A richer model and an expanded collection of events pave the way for better applications that expand awareness about what is happening. In addition, applications that were not initially designed to operate on real-time data can get the benefit of insights collected in real time. This paves the way for advanced automation that makes an application more powerful.

Machine Data Informs Operational Intelligence

A paper published last year “Operational Intelligence: What It Is and Why You Need It Now” identifies four levels of this transformation, as shown in the graphic below:

Roadmap to Operational Intelligence

Of course, the ability to transform an application with operational intelligence greatly depends on the control you have over it. But even the most locked down, packaged applications have ways of accepting new data and integrating new UI elements into their screens. Almost every application in a company’s portfolio could benefit from operational intelligence if the right machine data is available to be exploited through a data fabric.
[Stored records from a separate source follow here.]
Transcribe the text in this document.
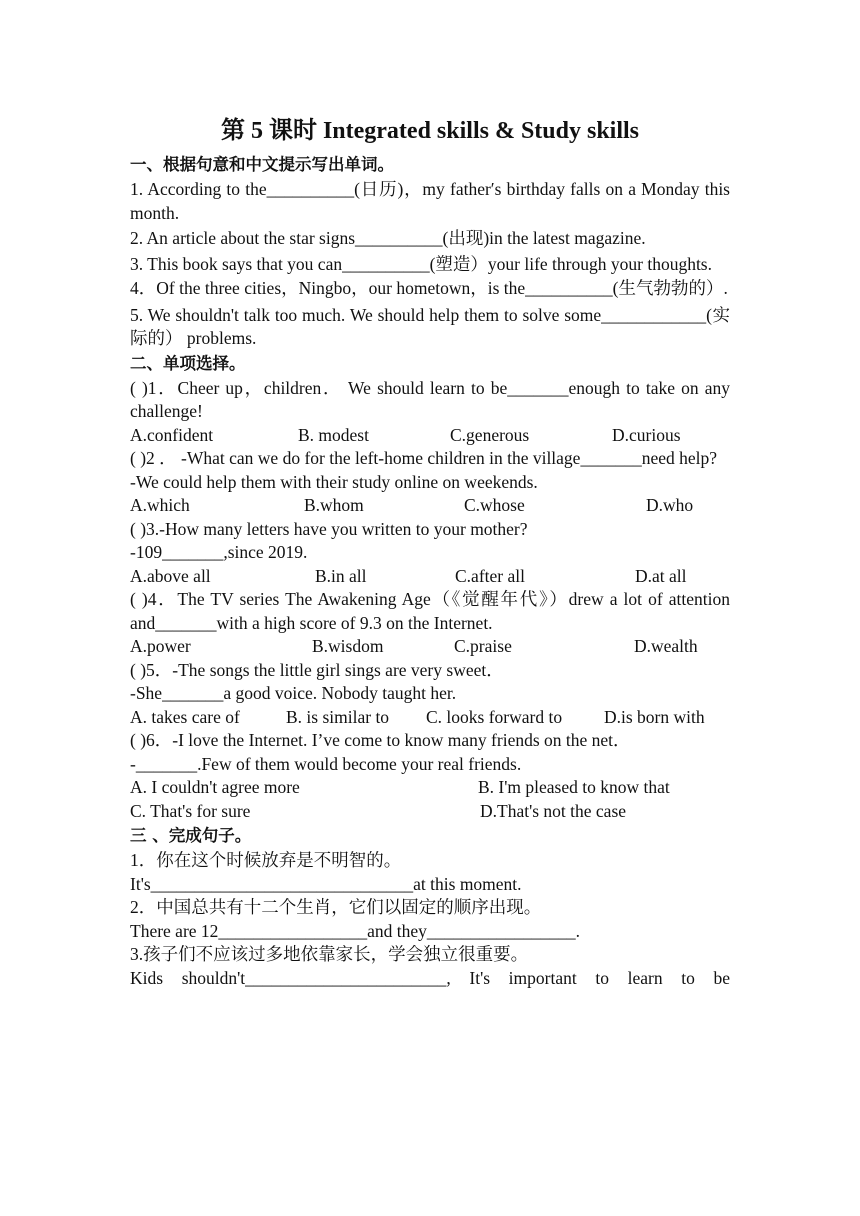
第 5 课时 Integrated skills & Study skills
一、根据句意和中文提示写出单词。

1. According to the__________(日历)，my father′s birthday falls on a Monday this month.

2. An article about the star signs__________(出现)in the latest magazine.

3. This book says that you can__________(塑造）your life through your thoughts.

4．Of the three cities，Ningbo，our hometown，is the__________(生气勃勃的）.

5. We shouldn't talk too much. We should help them to solve some____________(实际的） problems.

二、单项选择。

( )1．Cheer up，children． We should learn to be_______enough to take on any challenge!

A.confident	B. modest	C.generous	D.curious

( )2 ． -What can we do for the left-home children in the village_______need help?

-We could help them with their study online on weekends.

A.which	B.whom	C.whose	D.who

( )3.-How many letters have you written to your mother?

-109_______,since 2019.

A.above all	B.in all	C.after all	D.at all

( )4．The TV series The Awakening Age（《觉醒年代》）drew a lot of attention and_______with a high score of 9.3 on the Internet.

A.power	B.wisdom	C.praise	D.wealth

( )5．-The songs the little girl sings are very sweet．

-She_______a good voice. Nobody taught her.

A. takes care of	B. is similar to	C. looks forward to	D.is born with

( )6．-I love the Internet. I’ve come to know many friends on the net．

-_______.Few of them would become your real friends.

A. I couldn't agree more	B. I'm pleased to know that
C. That's for sure	D.That's not the case
三 、完成句子。

1．你在这个时候放弃是不明智的。

It's______________________________at this moment.

2．中国总共有十二个生肖，它们以固定的顺序出现。

There are 12_________________and they_________________.

3.孩子们不应该过多地依靠家长，学会独立很重要。

Kids shouldn't_______________________, It's important to learn to be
Running a Machine Data Adoption Program

Installing a data fabric like Splunk and using operational intelligence as a roadmap will be a good start, but nothing will happen unless relevant machine data is found. Some industries, like manufacturing, are awash in data and need to find a way to put it to better use. Most companies are going to need to explicitly search for relevant machine data.

Exploring Machine Data

To lead this transformation, technology leaders will need to start a formal program of searching for and evaluating the value of machine data. While the tech staff will usually have to play a role and set up the initial environment, once you have Splunk in place and people have some initial training, they can explore machine data on their own. The more people involved in the process of finding value in data, the better. The best way to direct this activity is to make sure that everyone knows questions that would be valuable to answer or to focus on the processes that create the most value.
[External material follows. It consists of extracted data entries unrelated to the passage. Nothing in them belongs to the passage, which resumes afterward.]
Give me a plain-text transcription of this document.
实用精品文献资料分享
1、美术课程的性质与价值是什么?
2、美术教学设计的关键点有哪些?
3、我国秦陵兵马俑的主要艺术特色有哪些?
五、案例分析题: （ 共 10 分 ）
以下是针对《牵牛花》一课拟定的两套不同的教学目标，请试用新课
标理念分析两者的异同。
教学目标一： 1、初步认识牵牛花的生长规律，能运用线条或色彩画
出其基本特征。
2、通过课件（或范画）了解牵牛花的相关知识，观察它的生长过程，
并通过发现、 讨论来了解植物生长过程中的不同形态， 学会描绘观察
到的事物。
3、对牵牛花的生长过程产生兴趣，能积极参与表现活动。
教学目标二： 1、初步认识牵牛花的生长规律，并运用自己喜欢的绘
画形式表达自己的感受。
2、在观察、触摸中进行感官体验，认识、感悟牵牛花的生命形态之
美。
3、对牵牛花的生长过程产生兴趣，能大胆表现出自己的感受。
Understanding the Impact of Machine Data

Once awareness of the value of machine data has spread and more people can search and evaluate data, the challenge becomes to understand how it can have an impact. For most companies, operational intelligence will help other efforts:

  • For example, if you have a center of excellence focused on integration, the data fabric will increase the ability for machine data sources to be integrated with applications or for applications to create new sets of data.
  • For app dev groups, using semantic logging, that is, having applications write descriptions of activity to log files, can increase the ability to track user behavior. A data fabric can put that data to use.
  • For business intelligence, machine data can add new sources of insight and also recognize events in real time.
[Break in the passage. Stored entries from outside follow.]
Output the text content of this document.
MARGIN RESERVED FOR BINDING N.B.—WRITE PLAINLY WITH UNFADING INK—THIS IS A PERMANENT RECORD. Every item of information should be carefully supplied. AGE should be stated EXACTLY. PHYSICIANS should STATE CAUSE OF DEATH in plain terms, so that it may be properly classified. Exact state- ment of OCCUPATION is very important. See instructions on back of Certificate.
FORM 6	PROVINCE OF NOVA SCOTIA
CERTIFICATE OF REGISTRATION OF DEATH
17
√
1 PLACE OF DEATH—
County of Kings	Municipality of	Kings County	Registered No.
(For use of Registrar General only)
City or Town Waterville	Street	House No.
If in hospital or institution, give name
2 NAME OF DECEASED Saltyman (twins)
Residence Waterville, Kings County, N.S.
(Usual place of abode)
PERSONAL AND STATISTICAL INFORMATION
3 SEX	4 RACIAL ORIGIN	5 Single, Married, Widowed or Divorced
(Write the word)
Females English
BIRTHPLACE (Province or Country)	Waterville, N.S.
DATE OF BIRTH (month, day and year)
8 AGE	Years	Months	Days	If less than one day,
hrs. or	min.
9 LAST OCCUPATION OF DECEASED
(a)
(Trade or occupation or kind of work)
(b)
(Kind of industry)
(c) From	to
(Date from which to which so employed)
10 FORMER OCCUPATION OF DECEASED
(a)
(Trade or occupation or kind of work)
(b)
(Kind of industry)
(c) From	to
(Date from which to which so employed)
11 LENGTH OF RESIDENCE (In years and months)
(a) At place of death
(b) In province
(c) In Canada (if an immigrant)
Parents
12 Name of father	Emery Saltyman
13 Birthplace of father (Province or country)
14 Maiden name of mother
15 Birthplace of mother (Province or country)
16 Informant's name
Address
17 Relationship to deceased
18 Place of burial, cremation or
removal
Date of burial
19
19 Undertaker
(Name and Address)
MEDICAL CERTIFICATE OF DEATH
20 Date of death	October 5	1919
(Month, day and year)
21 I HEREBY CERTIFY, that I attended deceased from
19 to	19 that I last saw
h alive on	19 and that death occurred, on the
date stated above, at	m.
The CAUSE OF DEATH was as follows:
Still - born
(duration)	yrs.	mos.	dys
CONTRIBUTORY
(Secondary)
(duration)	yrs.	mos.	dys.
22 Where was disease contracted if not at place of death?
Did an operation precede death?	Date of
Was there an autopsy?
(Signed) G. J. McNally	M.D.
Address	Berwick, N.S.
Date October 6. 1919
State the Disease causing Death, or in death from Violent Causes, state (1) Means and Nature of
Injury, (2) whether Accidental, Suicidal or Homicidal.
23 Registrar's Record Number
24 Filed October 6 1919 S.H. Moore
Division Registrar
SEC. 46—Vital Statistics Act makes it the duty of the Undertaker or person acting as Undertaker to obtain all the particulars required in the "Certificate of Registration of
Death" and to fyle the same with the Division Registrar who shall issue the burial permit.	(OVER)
My belief is that CIOs and CTOs can use machine data to escape a back office focus in which the biggest victory that could be achieved is to drive IT costs to zero. By focusing on the potential of exploiting machine data using a data fabric like Splunk and operational intelligence as a roadmap, CIOs and CTOs can start having an impact on the front office where there is unlimited upside potential. That’s the real mission of IT in the first place, to make a business more successful, and machine data will play a huge role.